Très élégante et fort studieuse, elle ne s'imposa pas, malgré un physique à couper le souffle, comme une « déesse de l'amour » des temps de guerre, à la différence des autres très belles femmes de sa génération comme Ava Gardner ou Lana Turner, puisqu'elle chercha surtout à s'inscrire dans la continuité des grandes actrices « sérieuses » ayant le goût de la composition. Ce n'est d'ailleurs pas un hasard si la Warner chercha à en faire une vedette avec le remake d'Of Human Bondage qui avait lancé la carrière de Bette Davis dix ans plus tôt. L'échec du film ne lui permit malheureusement pas de bénéficier de la même trajectoire : sa consécration fut repoussée aux années 1950, où la concurrence restait rude entre les actrices confirmées de sa génération, telle Deborah Kerr, et les toutes jeunes postulantes déjà sur les rangs, d'Elizabeth Taylor à Jean Simmons, en passant par Audrey Hepburn et Grace Kelly, qui n'attendaient que la première occasion pour triompher.

Compte tenu de la difficulté à se faire une place durable dans ce milieu, notamment à une époque où le cinéma était mis en difficulté par la télévision, d'où l'abondance de grands spectacles en Cinémascope, la carrière d'Eleanor Parker reste satisfaisante, d'autant que son talent supérieur rend la plupart de ses films au minimum intéressants, mais on regrette vivement qu'elle soit passée à côté des chefs-d'œuvre fondateurs de la décennie. J'aurais personnellement adoré la voir dans All About Eve ou Fenêtre sur cour, mais il me faudra me contenter de rêver. Eleanor aura malgré tout laissé son empreinte caméléonienne dans quelques pépites méconnues, et restera encore vue par un grand nombre grâce aux multiples rediffusions de La Mélodie du bonheur. Et afin de célébrer dignement son centenaire, voici un passage en revue de ses plus grands rôles, qui nous invitent au voyage du western au mélodrame, en passant par la comédie, l'aventure et même l'opéra !
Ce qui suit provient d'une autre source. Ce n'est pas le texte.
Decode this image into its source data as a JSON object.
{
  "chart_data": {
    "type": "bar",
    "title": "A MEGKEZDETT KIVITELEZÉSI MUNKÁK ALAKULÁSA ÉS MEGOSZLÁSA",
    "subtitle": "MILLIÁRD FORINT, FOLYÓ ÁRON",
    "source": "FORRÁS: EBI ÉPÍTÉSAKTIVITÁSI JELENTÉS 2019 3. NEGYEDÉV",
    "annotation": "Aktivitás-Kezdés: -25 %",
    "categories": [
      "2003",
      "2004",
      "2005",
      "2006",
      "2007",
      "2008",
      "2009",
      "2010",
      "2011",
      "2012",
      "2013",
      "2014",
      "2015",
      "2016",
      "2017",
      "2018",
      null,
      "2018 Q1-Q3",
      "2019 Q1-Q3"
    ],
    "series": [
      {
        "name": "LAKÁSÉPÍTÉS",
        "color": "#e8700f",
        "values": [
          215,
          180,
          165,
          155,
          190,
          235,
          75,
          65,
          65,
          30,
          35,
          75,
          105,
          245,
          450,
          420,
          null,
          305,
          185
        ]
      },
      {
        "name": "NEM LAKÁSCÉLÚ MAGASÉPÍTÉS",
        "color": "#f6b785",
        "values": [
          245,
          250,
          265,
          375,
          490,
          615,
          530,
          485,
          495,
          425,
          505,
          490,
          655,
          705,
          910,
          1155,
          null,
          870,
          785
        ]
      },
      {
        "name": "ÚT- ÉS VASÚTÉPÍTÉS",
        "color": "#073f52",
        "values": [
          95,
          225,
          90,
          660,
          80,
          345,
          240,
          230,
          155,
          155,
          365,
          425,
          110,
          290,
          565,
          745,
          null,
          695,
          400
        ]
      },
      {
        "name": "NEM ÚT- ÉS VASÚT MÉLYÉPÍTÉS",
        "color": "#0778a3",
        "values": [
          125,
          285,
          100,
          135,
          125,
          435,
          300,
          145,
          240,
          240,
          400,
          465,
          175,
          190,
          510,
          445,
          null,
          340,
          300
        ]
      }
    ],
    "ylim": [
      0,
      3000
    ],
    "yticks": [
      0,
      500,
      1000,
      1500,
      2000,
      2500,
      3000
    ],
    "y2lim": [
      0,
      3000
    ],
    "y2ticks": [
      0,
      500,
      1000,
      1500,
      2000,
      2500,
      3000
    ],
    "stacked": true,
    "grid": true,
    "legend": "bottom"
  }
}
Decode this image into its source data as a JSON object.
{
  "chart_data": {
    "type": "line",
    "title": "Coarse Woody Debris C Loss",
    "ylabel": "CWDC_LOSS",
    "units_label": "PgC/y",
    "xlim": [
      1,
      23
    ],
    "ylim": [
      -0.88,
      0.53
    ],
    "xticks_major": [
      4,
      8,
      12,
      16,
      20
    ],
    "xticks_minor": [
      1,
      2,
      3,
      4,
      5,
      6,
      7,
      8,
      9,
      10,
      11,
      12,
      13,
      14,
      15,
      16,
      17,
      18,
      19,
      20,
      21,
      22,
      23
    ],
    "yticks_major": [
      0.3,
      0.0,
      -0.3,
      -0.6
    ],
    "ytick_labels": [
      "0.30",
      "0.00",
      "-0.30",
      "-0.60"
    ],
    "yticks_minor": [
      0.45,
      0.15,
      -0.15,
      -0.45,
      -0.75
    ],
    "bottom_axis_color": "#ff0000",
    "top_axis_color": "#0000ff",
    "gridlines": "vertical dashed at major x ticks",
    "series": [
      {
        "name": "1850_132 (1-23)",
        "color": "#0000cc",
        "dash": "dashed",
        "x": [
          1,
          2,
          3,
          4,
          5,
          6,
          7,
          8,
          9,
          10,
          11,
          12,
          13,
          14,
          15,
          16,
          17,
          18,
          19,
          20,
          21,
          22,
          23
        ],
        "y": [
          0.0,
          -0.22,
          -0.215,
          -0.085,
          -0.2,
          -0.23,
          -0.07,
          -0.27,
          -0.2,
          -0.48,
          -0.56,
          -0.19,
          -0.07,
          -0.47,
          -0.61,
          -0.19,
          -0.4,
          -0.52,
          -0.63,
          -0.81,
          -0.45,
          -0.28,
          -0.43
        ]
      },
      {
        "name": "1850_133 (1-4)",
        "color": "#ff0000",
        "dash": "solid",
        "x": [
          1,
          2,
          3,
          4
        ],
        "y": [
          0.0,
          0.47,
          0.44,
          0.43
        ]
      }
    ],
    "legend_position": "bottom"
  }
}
Un départ difficile à la Warner

Ayant réussi un bout d'essai à 19 ans, Eleanor fut recrutée par la Warner qui lui proposa immédiatement un second rôle dans La Charge fantastique (They Died with Their Boots On), une biographie très controversée du général Custer signée Raoul Walsh, et dernière rencontre du couple légendaire formé à l'écran par Errol Flynn et Olivia de Havilland. Malheureusement, le métrage initial approchant des trois heures, il fut décidé que toutes les scènes de la jeune actrice seraient coupées au montage. Eleanor enchaîna alors avec des films à petits budgets, avant de commencer à rebondir dans des productions plus prestigieuses que je n'ai pas vues, comme Mission à Moscou (Mission to Moscow) de Michael Curtiz en 1943 ; Between Two Worlds, son premier rôle étoffé où son âme part apparemment en croisière avec Paul Henreid après un suicide collectif (!) ; ou encore The Very Thought of You de Delmer Daves, un autre film de 1944.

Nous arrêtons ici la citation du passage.